Satan was trying to move me in a direction which A. isn't healthy and B. isn't Jesus! I'm feeling rather blessed to have been soaking in Jesus prior to sitting at my computer, soaking in Him filled me before the claws of Satan could redirect me, and redirect my day.
As I thought on my blog post today, I made a cup of coffee, as I did so I spilled a bit and as I was cleaning it up - there my post came to life.
No one knows when we do right or wrong, when we think good or evil, when we are being pulled internally ~ No one but Jesus. How easy it would be to slosh the coffee and walk away, no worries, no never mind, just walk on and let someone else wonder who did that later and clean it up (oh who are we kidding, I'd be cleaning it up later too). No one knowing any better. When I go for a run, I could say I ran five miles and brag about a great time, know one would be any the wiser. When someone walks in the room and I think mean hurtful things, no one hears the hurtful words and criticism. But someone does. Jesus does.
I think about this often on my runs. How easy it would be to "one up" myself for the sake of impressing others. How easy it would be to say I was going five and only go three. No one would know ... but I would. And Jesus would. I've got a strong heart for Jesus. No one else knows me or what goes on inside me like he does, I hold myself very accountable to Him. Often, I picture myself as though I am a looking glass to the world. I believe through my honesty, my kindness, my accountability, my genuine concerns and compassion people see Jesus living and working within me.
This morning as I went to click on a link that truly didn't matter, and hearing Him say "No, this is MY TIME" I realized [once again] what a gift it is to be so embodied in Jesus.
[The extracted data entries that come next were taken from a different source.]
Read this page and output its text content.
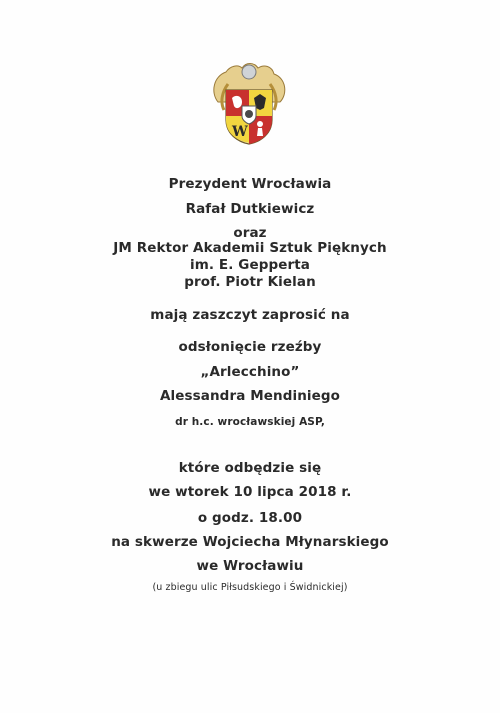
W
Prezydent Wrocławia
Rafał Dutkiewicz
oraz
JM Rektor Akademii Sztuk Pięknych
im. E. Gepperta
prof. Piotr Kielan
mają zaszczyt zaprosić na
odsłonięcie rzeźby
„Arlecchino”
Alessandra Mendiniego
dr h.c. wrocławskiej ASP,
które odbędzie się
we wtorek 10 lipca 2018 r.
o godz. 18.00
na skwerze Wojciecha Młynarskiego
we Wrocławiu
(u zbiegu ulic Piłsudskiego i Świdnickiej)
No one would have known my morning or what I'd done. But I would have and I would have known I chose to ignore the whisper of a Jesus who loves me beyond words, who ultimately desires my heart to be pure and full of Him. A Jesus who knows what is best for me. Satan will use anything to move in between my heart and Jesus, the battle is never ending. It is in my choices where my strength against him comes.
Much like a parent child relationship, I see Jesus as the parent and often time Satan as the "friends" oh come on... no one will know, you'll be fine, come on just do it. How my momma heart so desires my children make the right choices! I could only begin to imagine how Jesus' heart must feel when we face choices and choose otherwise. And yet the overwhelming pride when we make the right choice.
This morning as I'm preparing for my day, I am doing so with intention of being insightful to my thoughts and my words. To be attentive in my actions and my reactions. I want to be the girl who hears His whisper and need not hear a shout. I want to be the girl who when all is done Jesus cheers at the end "Well done, good and faithful servant." Matthew 25:21 as I stayed on His course and ran the race with honor which was set before me.